【羽生善治棋聖インタビュー】
――第1局と同じく横歩取りになりました
「横歩取りの可能性はあるかなと思っていました」
――序盤の▲9六歩は中村さんが1年前に指した手でもあります
「8筋に歩を打たないでやるとどうなるのかわからなかったので指してみました。似た形の経験はありますが、同じ形はほとんどないです」
――▲8六角がふんわりとした手という評判でした
「しかし、危なかったかもしれないですね。壁の状態で戦いになってしまったので、自信が持てない展開になってしまいました」
――勝ちと思ったのはどのあたりですか
「(71手目)▲6五銀と打って、はっきりよくなったかなと思いました」
――これで今期もシリーズ3連勝で防衛となりましたが、シリーズを振り返られて
「第1局は完全に負けの将棋だったので拾ったような感じでしたかね。全体的に非常に複雑な展開が多かったと思います」
――今回は17歳年下の中村さんとの戦いになりましたが
「そういう機会はこれから増えていくのかなと思っています」
――これで大山十五世名人の80期を超えてタイトル通算獲得数の単独1位となりました。
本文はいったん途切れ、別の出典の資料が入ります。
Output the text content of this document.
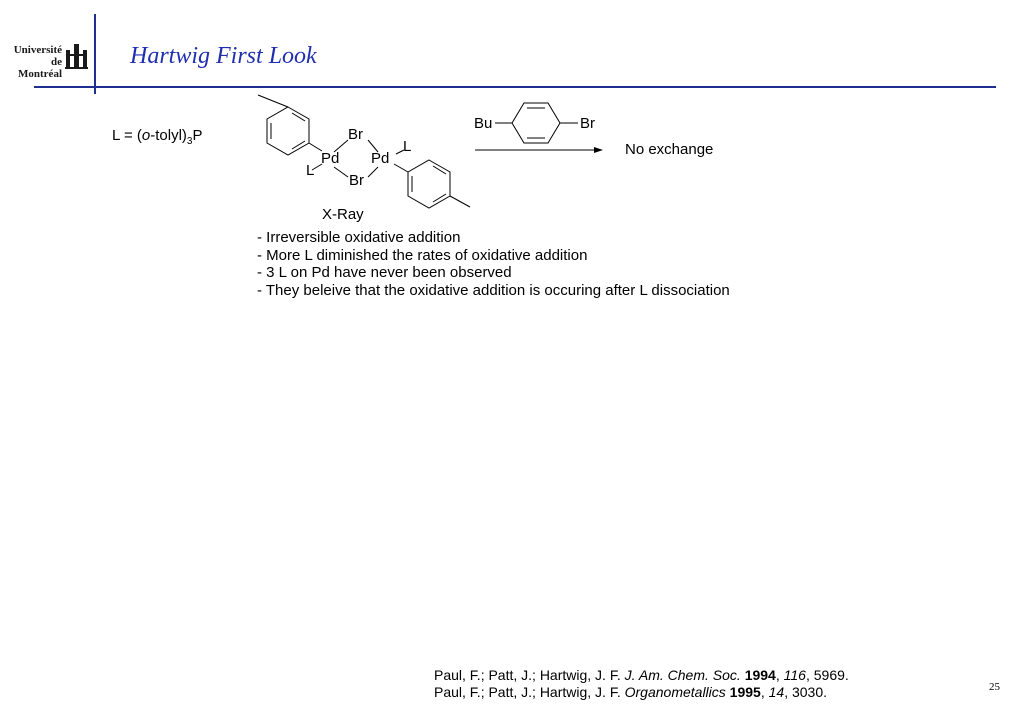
Université
de Montréal
Hartwig First Look
$L = (o-tolyl)_3P$	Br
Pd Pd
L
L
Br
X-Ray
Bu	Br
No exchange
- Irreversible oxidative addition
- More L diminished the rates of oxidative addition
- 3 L on Pd have never been observed
- They beleive that the oxidative addition is occuring after L dissociation
Paul, F.; Patt, J.; Hartwig, J. F. J. Am. Chem. Soc. 1994, 116, 5969.
Paul, F.; Patt, J.; Hartwig, J. F. Organometallics 1995, 14, 3030.	25
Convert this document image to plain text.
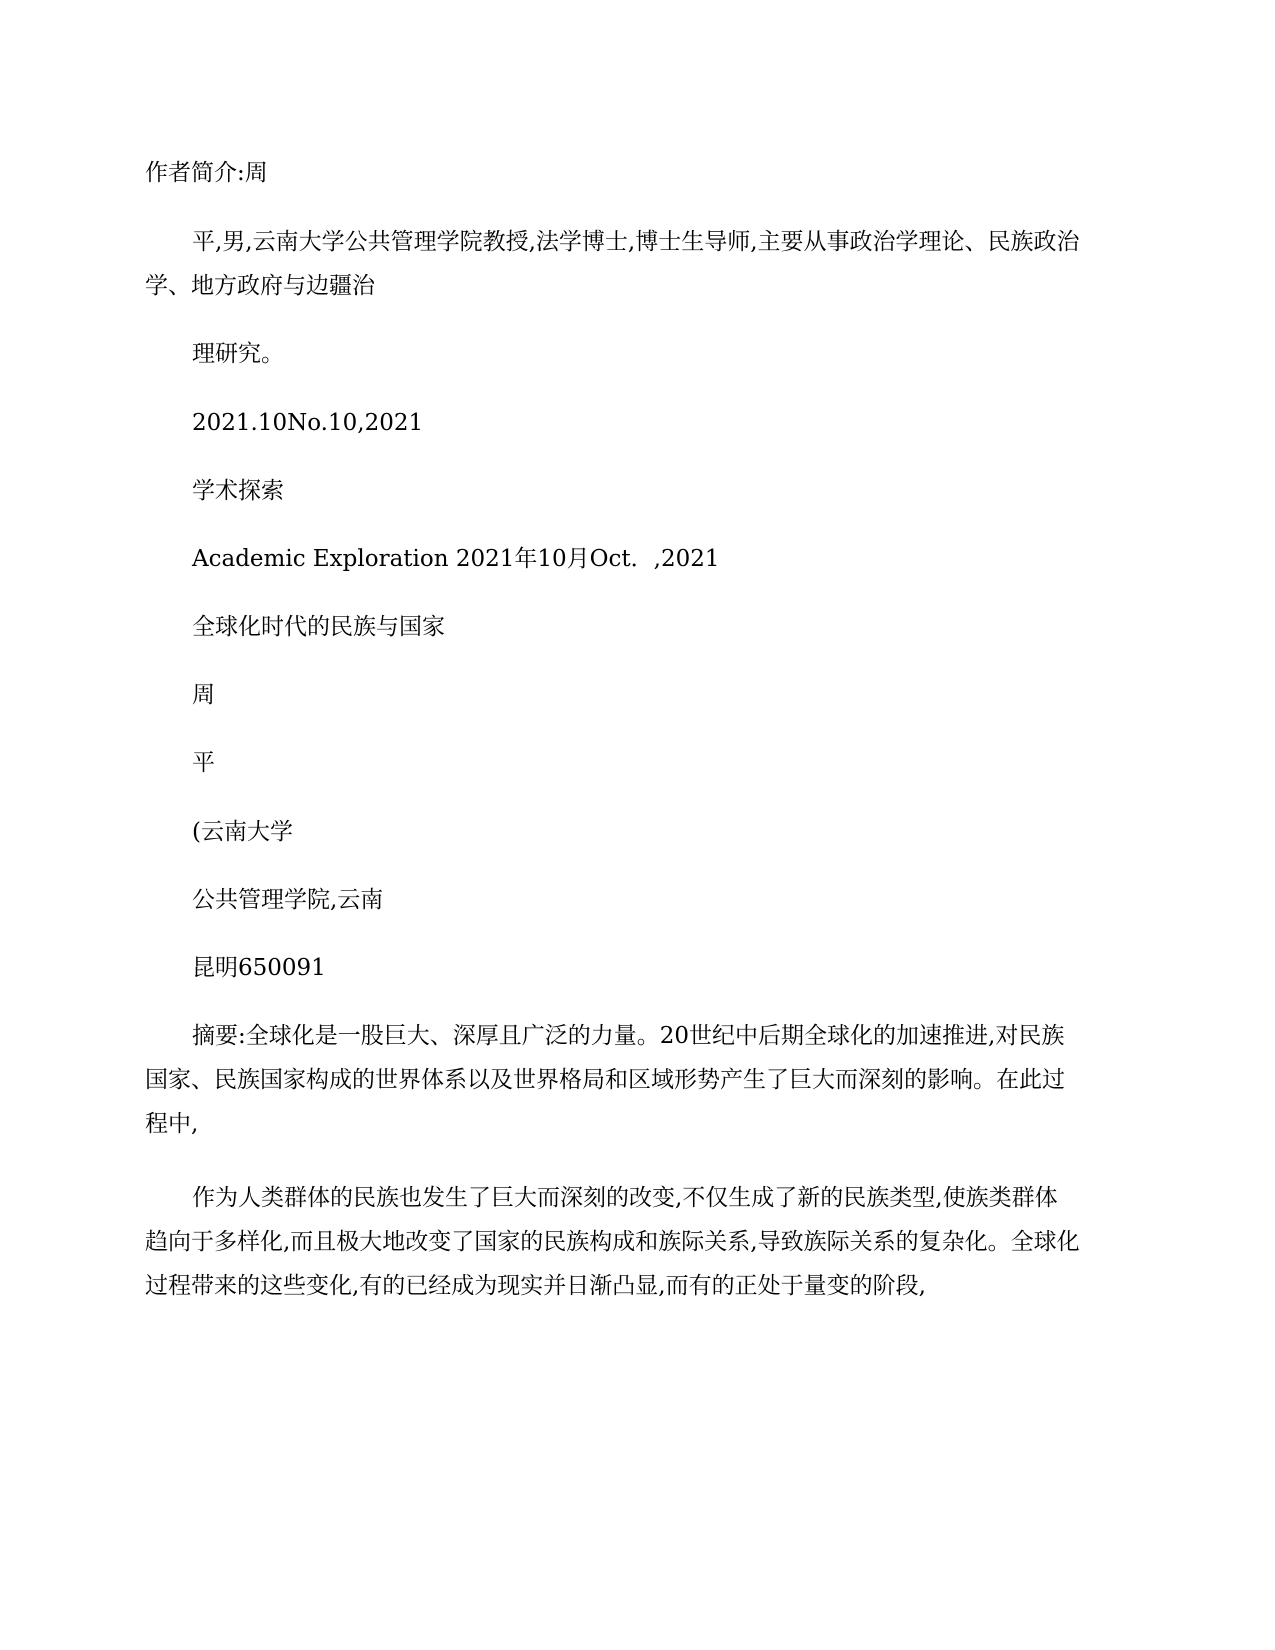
作者简介:周
平,男,云南大学公共管理学院教授,法学博士,博士生导师,主要从事政治学理论、民族政治学、地方政府与边疆治
理研究。
2021.10No.10,2021
学术探索
Academic Exploration 2021年10月Oct．,2021
全球化时代的民族与国家
周
平
(云南大学
公共管理学院,云南
昆明650091
摘要:全球化是一股巨大、深厚且广泛的力量。20世纪中后期全球化的加速推进,对民族国家、民族国家构成的世界体系以及世界格局和区域形势产生了巨大而深刻的影响。在此过程中,
作为人类群体的民族也发生了巨大而深刻的改变,不仅生成了新的民族类型,使族类群体趋向于多样化,而且极大地改变了国家的民族构成和族际关系,导致族际关系的复杂化。全球化过程带来的这些变化,有的已经成为现实并日渐凸显,而有的正处于量变的阶段,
心境はいかがでしょうか
「終わったばかりなので手応えとかは全くないんですが、素直によかったと思います」
【中村太地六段インタビュー】
――本局を振り返って
「中盤以降ずっとギリギリの変化がいろいろとあって、全く分からない状態でした」
――形勢を損ねたと思ったのはどのあたりでしょうか
「(45手目)▲2四桂と踏み込まれる手を予想できていませんでした。読んでいる中では足りない変化が多かったので、もしかしたら悪いのかなと思って指していました」
――シリーズを振り返って
「普段指している戦型で結果を出せなくて残念でしたが、大舞台で自分らしく指せたかなと思います」
(八雲)

図の▲2六金は強い手で決着をつけにいった一手。
ニコニコ生放送解説の屋敷九段も予想しており、この手で先手勝ちと見ているようです。
控え室も終局近しの雰囲気。
羽生棋聖が勝てば、タイトル獲得数歴代単独1位の偉業が達成されます。
(八雲)

17時30分過ぎ、控え室でも予想されていた△3三金が指されました。
一時は先手優勢と見られていましたが、この手が粘りある好手で控え室の見解は「形勢不明」に戻っています。
―棋譜コメントより抜粋―
「△3三金以下▲2二飛△4二金▲2一飛成に△4四歩(参考図)と馬の利きを通し、手番がまわれば△2四銀と桂を取りきることができる。途中の▲2一飛成に代えて▲4五桂も、△3四金▲同飛△同銀▲3二桂成△6四歩で、これも一筋縄ではいかない」

17時45分頃、実戦は△3三金以下▲2二飛△4二金に▲4五桂(次図)と進みました。
▲4五桂までの局面で「羽生さんが残り26分。中村さんは19分」と対局室から戻ってきた勝又六段。